Raptus
Ingmar Heytze
Sommige dichters vinden het niet voldoende om een gooi naar de onsterfelijkheid te doen, ze willen ook uitleggen hoe je moet gooien. Ze streven naar een poëtica die zo zuiver en universeel is dat ze voor álle poëzie geldt. Voor deze dichters is niets zo belangrijk als definiëren wat goede poëzie is en wat niet. Zij zoeken naar onderscheid door tegenstellingen te creëren: nieuw versus oud, vent versus vorm, hermetisch versus anekdotisch. Hun grootste vervoering ligt in het even onverzoenlijk als onomstotelijk bewijzen dat de ene stijl van dichten betere gedichten oplevert dan de andere. Het zijn de dichters die, zoals het in Ilja Pfeijffers gedicht ‘Vuurvogel’ heet, ‘heethoofdig samenzweren in een revolutionair café / waar in jeneverdamp een diep doorrookt j'accuse / tegen de gelauwerde canon bijna niet wordt verworpen’. Met bevlogen manifesten timmeren zij handvatten en instructieplaatjes op het glazen ei van de poëzie. We zouden ze ‘duidende dichters’ kunnen noemen.

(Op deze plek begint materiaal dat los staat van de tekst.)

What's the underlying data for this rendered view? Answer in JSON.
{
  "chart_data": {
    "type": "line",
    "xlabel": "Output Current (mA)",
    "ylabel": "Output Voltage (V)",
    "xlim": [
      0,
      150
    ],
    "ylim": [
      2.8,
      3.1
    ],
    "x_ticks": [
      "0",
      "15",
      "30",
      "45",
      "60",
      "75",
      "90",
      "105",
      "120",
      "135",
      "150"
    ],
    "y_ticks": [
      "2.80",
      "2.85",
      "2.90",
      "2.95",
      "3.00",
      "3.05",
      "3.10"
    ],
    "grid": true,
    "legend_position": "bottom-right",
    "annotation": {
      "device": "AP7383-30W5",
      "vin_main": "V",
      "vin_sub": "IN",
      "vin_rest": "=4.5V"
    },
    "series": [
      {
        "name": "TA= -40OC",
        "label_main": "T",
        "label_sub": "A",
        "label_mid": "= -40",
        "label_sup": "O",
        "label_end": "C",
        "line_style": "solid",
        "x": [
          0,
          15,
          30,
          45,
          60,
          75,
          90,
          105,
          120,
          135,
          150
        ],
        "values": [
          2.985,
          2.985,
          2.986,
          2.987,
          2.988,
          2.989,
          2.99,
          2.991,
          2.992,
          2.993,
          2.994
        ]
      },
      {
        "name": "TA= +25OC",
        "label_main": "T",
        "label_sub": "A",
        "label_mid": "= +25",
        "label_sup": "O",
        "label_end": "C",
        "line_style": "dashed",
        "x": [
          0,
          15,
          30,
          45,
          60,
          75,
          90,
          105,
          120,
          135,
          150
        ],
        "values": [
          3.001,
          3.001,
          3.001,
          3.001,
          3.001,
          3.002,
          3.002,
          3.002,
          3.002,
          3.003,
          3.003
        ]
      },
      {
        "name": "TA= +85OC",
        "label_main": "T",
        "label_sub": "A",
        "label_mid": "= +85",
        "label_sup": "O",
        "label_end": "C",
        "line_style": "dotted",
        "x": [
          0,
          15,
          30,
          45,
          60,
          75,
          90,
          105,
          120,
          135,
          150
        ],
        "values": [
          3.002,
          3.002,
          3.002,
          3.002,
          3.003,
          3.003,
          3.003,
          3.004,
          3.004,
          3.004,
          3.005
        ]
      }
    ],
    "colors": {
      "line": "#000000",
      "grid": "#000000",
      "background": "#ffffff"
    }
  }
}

De classicus Ilja Pfeijffer heeft zich ontpopt als zo'n duidende dichter. Eind vorig jaar hield hij de jongste generatie dichters een lachspiegel voor in het essay ‘De mythe van de verstaanbaarheid’. Dit stuk moest bewijzen dat onbegrijpelijke poëzie altijd beter is dan verstaanbare. Verstaanbare poëzie is plat, eendimensionaal, simplificerend en daarom leugenachtig. Aardig voor op het podium, maar geen grote dichtkunst: ‘puistig provoceren op een popi podium is geen poëzie / want poëzie is geen performance / versterkte taal die niet electrisch vonkt / blijft blubberen als zwakstroom / wie ritme uit een box moet lenen hoopt te zingen / maar hij zingt niet.’ Een goed gedicht zou, volgens Pfeijffer, de ‘inelkaargewikkeldheid’ van de dingen moeten aantonen. Dat het daardoor onbegrijpelijk wordt, lijkt hij eerder nastrevenswaardig dan belemmerend te vinden. ‘Complexe gedichten worden geschreven omdat de werkelijkheid complex is’, aldus de dichter: ‘poëzie is vrezen met groten vreze in een slapeloos kinderbedje / omdat je niet weet of je vergramd hebt / dan wel balkend roos herkauwen en weten dat het lukken zal / te spreken als een mens en sprekend als een mens / in donkere catacomben de geheimste woorden / uit de oude boeken te bezweren dat het lood / van de cirkel volgens de gulden snede / pentagrammatisch in de vijfde essentie vierkant raakt / gequadrateerd en leem begint te ademen op voeten / poëzie is gevaarlijk of zij is geen poëzie’.
Nu zijn er in de vorige eeuw heel wat verhitte literaire debatten gevoerd, maar over het algemeen waren er minstens een páár voor- en tegenstanders om elkaar in de haren te vliegen. Het boeiende aan Pfeijffers kritiek is dat hij, althans wat zijn eigen generatie betreft, volstrekt alleen staat. Dat komt waarschijnlijk doordat hij de gelauwerde canon niet tegenspreekt, maar in de kaart speelt. De dichters die hij hekelt zijn niet de veertigplussers met hun kont op het pluche, maar de aanstormende angry young men. Hij vermoordt niet zijn vaderen, maar zijn broeders. In dat licht is het ook niet zo vreemd dat hij hardvochtig van repliek is gediend. Het verwoede debat is te volgen op de site www.epibreren.com/pages/reacties.html. Het is verplichte kost voor wie wil weten wat de jongste dichtersgeneratie bezielt. In een reactie op de storm aan protest die zijn stuk opriep, schrijft Pfeijffer: ‘Ik ben helemaal niet TEGEN jullie. Ik wil alleen niet zijn zoals jullie.’
Het zal wel niet zo zijn dat dichten en duiden elkaar volkomen uitsluiten, maar grote duiders zijn zelden grote dichters. Ze hebben de neiging om overleefd te worden door de dichters die ze aanprijzen. De mindere dichters die ze afwijzen waren ook zonder hun kritiek ten dode opgeschreven, de goede komen in de regel sterker dan ooit uit de woordenstrijd. Goed, een dichter wordt niet snel onsterfelijk, maar voor een duider valt nooit meer te halen dan een grimmig, vergankelijk gelijk. Het kan geen kwaad als zowel Ilja Pfeijffer als zijn felste tegenstanders zich dat realiseren.